OVK, a farmers' co-operative operating in the Free State, conducted business purchasing and selling grain. On 26 October 2000, Van Aswegen's husband signed a standard form document at OVK's Excelsior store purporting to sell 500 metric tons of maize at R580 per ton on her behalf. The document was delivered to OVK's head office in Ladybrand. On 9 November 2000, within 14 days, OVK signed the document through its grain division head. The document contained clause 21 which provided that the agreement would only take effect upon signature by both parties, and that the purchaser must sign within 14 days of the seller's signature, failing which neither party would be bound. A day or two after signing, Van Aswegen's husband contacted an OVK employee to inform him that she was no longer willing to sell the maize. The maize price had started rising after signature, and Van Aswegen became concerned the stipulated price was a bad bargain. When the delivery date (31 August 2001) passed without delivery, OVK sued for damages of R180,500. Van Aswegen denied a binding agreement existed, arguing her husband lacked authority and that the offer had been revoked before acceptance.
The appeal was dismissed with costs. Van Aswegen was not entitled to costs of two counsel as the case turned on a narrow issue of no complexity.
A clause in a contract providing that an offer must be accepted within a specified time period (in this case 14 days) does not, without express provision or necessary implication, constitute an irrevocable offer for that period. The ordinary common law principle applies: an offer may be revoked at any time before acceptance unless the offeror has expressly or impliedly bound himself not to revoke the offer during the specified period. For a time-limited offer to be irrevocable, the clause must clearly state or necessarily imply that the seller is bound not to withdraw the offer within that period. The purpose of a time limitation clause may simply be to provide the offeree with a reasonable period within which to accept, rather than to bind the offeror.
The court noted but did not decide the academic question discussed in Christie's Law of Contract (4th ed, pp 58-59) and by the trial court about whether a unilateral declaration of irrevocability must be accepted before it becomes binding. Navsa JA stated it was not necessary to explore this matter as the first issue (whether clause 21 constituted an irrevocable offer at all) was determinative of the appeal. The trial court had expressed a contrary view to Professor Christie on this point, but the SCA left the question open. The court also noted that Van der Merwe J had correctly found that the requirement for written authorization could be waived by OVK as it was inserted for OVK's benefit, and had correctly drawn adverse inferences from the evidence regarding Van Aswegen's credibility and her husband's failure to testify on the authority issue.

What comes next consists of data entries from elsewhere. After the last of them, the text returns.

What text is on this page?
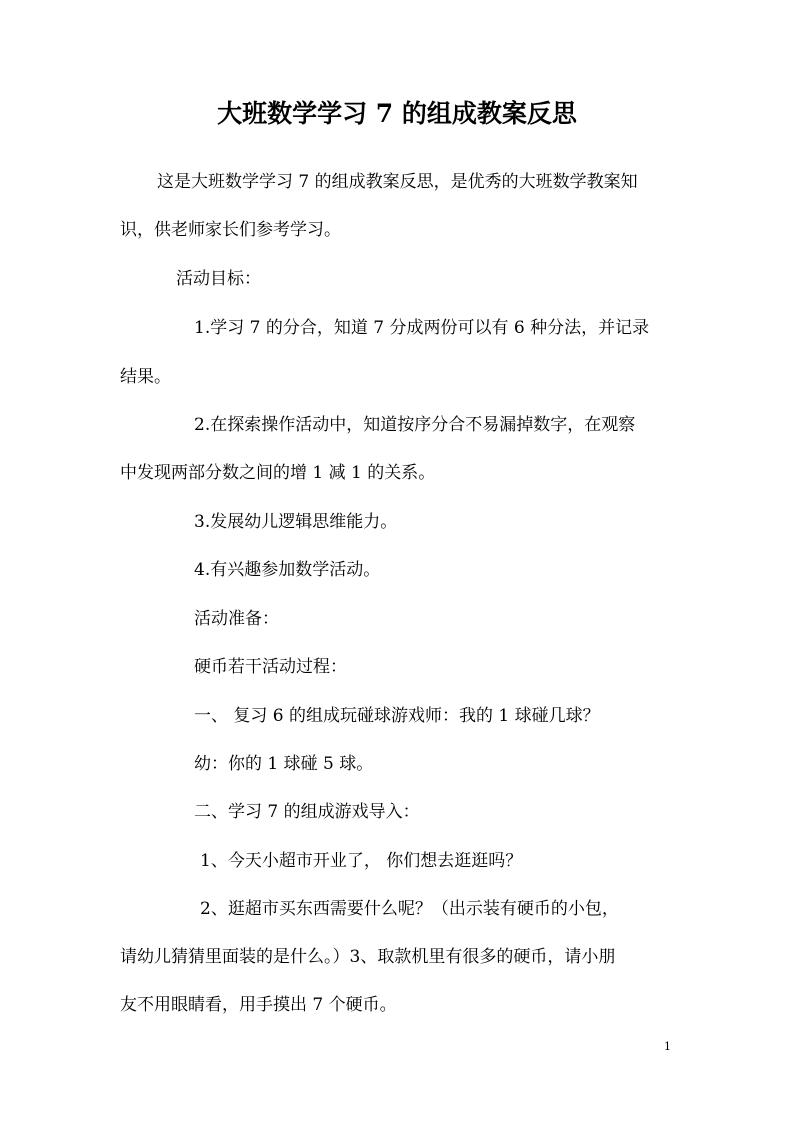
大班数学学习 7 的组成教案反思
这是大班数学学习 7 的组成教案反思，是优秀的大班数学教案知
识，供老师家长们参考学习。
活动目标：
1.学习 7 的分合，知道 7 分成两份可以有 6 种分法，并记录
结果。
2.在探索操作活动中，知道按序分合不易漏掉数字，在观察
中发现两部分数之间的增 1 减 1 的关系。
3.发展幼儿逻辑思维能力。
4.有兴趣参加数学活动。
活动准备：
硬币若干活动过程：
一、 复习 6 的组成玩碰球游戏师：我的 1 球碰几球？
幼：你的 1 球碰 5 球。
二、学习 7 的组成游戏导入：
1、今天小超市开业了， 你们想去逛逛吗？
2、逛超市买东西需要什么呢？（出示装有硬币的小包，
请幼儿猜猜里面装的是什么。）3、取款机里有很多的硬币，请小朋
友不用眼睛看，用手摸出 7 个硬币。
1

This case is significant in South African contract law as it clarifies the distinction between a time period for acceptance of an offer and an irrevocable offer. It confirms the general principle that an offer is revocable at any time before acceptance unless there is an express or implied undertaking not to revoke. The judgment emphasizes that clauses specifying a time period for acceptance do not, without more, create an obligation on the offeror not to withdraw the offer during that period. The case provides important guidance on the interpretation of standard form agricultural contracts and commercial practice in the grain trading industry. It reinforces the principle that clear, unambiguous language is required to create an irrevocable offer, departing from the ordinary common law rule of revocability.